C1) One-hot encoding is inefficient towards vectorizing a corpus of words because a one-hot encoded vector is sparse so most of the indices are zero, which isn’t helpful if we had a lot of words in the vocabulary.
C2)
The graph that plots the training loss vs validation loss shows that the validation loss fluctuates up and down but is significantly higher than the training loss that is decliniing the whole time as the epochs increase. The training loss decreases, but the validation loss increases is a strong indicator of overfitting.

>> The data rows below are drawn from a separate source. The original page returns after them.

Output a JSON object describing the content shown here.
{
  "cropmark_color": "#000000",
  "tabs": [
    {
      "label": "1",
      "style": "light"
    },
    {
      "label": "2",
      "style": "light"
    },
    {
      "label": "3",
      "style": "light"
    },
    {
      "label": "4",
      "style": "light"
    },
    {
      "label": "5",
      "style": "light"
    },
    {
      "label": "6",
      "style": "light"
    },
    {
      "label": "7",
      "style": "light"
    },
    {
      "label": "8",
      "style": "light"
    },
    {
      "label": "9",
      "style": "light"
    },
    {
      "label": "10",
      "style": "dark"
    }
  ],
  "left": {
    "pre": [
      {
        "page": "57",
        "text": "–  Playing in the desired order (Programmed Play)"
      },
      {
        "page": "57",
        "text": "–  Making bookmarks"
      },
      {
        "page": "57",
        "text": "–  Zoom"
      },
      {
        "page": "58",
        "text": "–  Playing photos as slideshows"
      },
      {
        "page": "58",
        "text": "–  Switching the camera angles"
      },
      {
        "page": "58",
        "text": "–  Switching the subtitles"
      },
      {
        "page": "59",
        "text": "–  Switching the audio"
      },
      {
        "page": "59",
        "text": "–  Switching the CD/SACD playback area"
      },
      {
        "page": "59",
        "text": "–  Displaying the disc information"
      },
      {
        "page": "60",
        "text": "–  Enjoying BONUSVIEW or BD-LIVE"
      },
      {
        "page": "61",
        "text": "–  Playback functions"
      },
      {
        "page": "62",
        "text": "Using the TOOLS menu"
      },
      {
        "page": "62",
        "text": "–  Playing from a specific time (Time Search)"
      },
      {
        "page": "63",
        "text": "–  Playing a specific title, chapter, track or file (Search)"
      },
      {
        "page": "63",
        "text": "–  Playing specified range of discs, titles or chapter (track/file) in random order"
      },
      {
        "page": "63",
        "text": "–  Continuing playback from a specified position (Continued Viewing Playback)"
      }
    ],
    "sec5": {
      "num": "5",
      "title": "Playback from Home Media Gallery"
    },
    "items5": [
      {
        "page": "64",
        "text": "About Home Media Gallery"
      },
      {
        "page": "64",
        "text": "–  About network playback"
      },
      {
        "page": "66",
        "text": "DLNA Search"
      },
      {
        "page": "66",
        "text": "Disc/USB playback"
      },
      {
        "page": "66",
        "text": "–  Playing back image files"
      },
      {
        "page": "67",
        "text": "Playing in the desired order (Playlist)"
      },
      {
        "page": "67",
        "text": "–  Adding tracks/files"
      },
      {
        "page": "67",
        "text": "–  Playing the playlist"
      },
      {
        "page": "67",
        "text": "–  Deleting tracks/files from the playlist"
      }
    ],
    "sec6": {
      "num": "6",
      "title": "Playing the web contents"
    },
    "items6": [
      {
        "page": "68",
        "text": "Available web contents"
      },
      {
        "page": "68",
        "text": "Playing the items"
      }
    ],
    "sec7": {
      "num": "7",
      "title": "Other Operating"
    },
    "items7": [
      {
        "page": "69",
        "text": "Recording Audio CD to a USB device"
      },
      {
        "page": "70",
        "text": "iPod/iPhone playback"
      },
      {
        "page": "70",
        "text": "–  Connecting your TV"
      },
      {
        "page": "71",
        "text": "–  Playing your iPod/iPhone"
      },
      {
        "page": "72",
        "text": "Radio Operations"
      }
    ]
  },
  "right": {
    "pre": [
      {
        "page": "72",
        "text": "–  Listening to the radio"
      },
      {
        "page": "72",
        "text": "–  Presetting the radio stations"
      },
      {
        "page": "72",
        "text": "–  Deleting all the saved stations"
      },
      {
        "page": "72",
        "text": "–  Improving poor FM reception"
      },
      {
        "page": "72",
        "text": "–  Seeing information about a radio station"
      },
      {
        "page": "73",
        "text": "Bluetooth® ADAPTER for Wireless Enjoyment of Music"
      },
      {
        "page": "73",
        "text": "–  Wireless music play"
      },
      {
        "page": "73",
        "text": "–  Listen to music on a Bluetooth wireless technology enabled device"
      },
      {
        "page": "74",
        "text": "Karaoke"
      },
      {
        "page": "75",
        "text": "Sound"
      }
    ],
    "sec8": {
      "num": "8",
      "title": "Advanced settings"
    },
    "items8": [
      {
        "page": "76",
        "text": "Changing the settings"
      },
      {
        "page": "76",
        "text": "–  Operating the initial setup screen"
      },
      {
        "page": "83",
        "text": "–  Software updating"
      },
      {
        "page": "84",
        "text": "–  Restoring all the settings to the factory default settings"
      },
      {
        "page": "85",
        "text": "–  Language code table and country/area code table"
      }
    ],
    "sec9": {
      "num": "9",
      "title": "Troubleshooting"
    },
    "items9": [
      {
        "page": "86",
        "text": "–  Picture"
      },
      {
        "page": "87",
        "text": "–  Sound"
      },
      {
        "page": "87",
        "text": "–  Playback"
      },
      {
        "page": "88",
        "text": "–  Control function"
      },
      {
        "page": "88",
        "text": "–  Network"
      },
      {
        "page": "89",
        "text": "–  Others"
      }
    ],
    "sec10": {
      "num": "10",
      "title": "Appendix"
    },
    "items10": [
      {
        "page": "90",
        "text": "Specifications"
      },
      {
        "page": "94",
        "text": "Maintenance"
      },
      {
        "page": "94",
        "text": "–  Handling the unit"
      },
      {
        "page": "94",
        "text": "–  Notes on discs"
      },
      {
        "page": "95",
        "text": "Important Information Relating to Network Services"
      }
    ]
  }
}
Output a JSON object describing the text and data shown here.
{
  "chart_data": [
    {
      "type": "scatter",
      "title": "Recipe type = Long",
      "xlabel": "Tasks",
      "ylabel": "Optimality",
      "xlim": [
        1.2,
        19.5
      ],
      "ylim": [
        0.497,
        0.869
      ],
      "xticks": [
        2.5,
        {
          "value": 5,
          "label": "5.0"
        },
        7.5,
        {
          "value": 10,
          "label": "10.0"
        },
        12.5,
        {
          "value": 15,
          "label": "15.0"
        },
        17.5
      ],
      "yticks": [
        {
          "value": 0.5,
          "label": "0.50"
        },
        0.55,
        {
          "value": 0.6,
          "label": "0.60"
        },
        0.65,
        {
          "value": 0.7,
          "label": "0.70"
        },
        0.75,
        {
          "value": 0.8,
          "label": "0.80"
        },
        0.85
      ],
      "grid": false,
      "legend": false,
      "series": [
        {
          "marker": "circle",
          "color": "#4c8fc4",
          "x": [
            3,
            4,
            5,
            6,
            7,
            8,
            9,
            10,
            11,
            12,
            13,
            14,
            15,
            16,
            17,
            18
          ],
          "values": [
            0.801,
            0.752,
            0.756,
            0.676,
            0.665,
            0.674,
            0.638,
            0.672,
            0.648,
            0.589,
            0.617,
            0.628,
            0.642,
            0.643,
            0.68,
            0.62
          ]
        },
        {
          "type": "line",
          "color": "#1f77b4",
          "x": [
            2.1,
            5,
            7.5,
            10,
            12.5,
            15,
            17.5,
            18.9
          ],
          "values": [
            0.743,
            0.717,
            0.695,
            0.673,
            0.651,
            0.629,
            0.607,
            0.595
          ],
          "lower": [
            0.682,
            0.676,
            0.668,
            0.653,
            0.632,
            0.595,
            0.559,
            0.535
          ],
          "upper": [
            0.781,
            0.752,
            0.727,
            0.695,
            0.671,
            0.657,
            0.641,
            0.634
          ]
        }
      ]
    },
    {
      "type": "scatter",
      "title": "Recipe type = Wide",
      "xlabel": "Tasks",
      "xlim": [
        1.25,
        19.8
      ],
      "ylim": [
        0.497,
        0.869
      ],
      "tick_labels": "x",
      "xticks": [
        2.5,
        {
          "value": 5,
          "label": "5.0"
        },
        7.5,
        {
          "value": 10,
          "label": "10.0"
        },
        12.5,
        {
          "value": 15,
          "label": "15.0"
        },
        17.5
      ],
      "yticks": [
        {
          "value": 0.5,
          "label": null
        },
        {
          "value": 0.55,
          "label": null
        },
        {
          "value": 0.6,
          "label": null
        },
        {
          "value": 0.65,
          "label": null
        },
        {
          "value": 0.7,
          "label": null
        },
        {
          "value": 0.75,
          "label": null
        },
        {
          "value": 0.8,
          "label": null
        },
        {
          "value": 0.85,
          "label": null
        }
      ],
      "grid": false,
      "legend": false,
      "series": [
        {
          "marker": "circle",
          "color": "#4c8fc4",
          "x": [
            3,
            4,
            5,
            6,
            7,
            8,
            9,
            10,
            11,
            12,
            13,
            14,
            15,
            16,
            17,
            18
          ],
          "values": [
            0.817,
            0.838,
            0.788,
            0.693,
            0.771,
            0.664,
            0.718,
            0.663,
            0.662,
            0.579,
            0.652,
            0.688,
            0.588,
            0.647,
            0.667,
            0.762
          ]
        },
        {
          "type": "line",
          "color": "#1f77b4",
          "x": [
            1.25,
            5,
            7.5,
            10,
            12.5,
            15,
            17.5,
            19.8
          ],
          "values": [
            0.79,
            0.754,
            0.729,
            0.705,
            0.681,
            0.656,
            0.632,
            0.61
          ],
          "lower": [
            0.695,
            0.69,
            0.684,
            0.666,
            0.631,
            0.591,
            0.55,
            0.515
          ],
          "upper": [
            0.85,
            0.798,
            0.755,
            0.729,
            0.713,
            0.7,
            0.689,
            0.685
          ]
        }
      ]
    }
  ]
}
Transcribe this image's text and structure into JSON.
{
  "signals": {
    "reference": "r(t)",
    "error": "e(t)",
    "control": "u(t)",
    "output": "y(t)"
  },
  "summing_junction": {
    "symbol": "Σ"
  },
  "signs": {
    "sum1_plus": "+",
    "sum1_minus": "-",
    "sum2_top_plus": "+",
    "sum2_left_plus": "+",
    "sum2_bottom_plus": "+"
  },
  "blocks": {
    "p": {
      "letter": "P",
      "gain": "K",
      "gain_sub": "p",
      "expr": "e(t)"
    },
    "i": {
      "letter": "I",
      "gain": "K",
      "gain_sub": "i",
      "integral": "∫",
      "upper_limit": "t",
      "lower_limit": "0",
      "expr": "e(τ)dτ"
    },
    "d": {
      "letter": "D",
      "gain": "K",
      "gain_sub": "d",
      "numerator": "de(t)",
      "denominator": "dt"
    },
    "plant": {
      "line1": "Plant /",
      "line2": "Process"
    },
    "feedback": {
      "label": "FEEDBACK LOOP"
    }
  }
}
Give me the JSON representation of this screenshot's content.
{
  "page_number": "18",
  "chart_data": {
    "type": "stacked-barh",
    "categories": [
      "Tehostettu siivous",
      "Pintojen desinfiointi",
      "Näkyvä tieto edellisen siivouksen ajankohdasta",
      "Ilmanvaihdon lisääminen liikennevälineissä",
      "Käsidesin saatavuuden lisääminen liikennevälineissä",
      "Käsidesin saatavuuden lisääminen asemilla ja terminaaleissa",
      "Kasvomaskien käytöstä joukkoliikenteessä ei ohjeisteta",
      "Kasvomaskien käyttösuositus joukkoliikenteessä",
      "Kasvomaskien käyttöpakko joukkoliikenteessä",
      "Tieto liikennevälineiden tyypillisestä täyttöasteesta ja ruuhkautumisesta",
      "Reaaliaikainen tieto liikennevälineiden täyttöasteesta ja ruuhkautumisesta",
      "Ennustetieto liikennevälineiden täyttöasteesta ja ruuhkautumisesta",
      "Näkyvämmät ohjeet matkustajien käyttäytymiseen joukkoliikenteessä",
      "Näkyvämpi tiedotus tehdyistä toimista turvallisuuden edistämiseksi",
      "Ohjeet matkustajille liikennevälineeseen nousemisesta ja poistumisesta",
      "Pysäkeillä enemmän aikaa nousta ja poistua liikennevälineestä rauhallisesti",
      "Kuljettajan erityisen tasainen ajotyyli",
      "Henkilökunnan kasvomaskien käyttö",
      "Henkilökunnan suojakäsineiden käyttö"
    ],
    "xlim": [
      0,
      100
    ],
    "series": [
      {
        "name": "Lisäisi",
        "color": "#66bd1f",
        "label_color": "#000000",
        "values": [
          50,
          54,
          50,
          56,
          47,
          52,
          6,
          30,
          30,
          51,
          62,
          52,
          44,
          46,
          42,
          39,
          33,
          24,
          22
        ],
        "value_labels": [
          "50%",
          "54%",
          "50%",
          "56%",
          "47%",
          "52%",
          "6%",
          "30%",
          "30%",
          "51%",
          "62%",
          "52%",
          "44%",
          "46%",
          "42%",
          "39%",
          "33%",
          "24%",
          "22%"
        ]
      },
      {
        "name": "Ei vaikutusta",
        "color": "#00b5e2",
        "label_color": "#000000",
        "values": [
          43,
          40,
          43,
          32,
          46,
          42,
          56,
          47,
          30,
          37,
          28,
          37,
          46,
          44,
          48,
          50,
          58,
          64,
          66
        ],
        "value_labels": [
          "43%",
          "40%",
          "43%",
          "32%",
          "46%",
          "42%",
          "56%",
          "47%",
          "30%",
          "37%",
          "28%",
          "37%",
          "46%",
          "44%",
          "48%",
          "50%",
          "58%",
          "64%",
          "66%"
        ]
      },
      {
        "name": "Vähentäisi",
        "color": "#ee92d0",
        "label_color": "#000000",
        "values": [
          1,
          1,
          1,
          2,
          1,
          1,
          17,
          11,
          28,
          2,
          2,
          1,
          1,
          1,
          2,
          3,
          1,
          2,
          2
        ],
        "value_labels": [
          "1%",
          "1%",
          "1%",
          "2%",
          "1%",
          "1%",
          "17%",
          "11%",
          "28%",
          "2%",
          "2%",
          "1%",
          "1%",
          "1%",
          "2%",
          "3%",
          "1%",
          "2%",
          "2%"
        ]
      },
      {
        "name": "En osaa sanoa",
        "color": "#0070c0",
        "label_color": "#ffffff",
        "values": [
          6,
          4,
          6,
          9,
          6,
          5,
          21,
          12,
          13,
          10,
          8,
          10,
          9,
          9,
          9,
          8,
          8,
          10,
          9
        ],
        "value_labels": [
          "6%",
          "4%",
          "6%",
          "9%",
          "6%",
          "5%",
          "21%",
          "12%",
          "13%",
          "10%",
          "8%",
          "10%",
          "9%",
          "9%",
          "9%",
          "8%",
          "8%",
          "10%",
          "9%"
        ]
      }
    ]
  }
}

The graph that plots the training accuracy vs validation accuracy shows that the training accuracy is continuously higher and continuously increases than the validation accuracy that flutates as the epochs increase. The training accuracy being a lot higher is a strong indicator that the model is overfit. The validation accuracy fluctuating by increasing, decreasing, and then increasing again is also another indicator of overfitting.
D1)
The training loss starts off higher than the validation loss then rapidly declines as the epochs increases. The validation loss is more stable and increases as epochs increase. From middle to end the validation loss is a lot higher. The validation loss increasing and training loss decreasing is a strong indicator of overfitting.
The training accuracy starts off a lot lower than the validation accuracy. The validation accuracy stays steady and the training accuracy has a sharp increases and then slowly increases towrds the end. In the end, the training accuracy is alot higher than the validation accuracy. The training accuracy being a lot higher than the validation accuracy is a strong indicstor that the model is overfit.
Stacking two or more LSTM layers to the model didn’t really make that much of a difference. As you can see, the graphs are very similar and don’t hold a significant difference. The small difference did techinically make the model worse as the test accuracy declined from 0.8577600121498108 to 0.8512399792671204. So, adding these layers did not positively impact the model.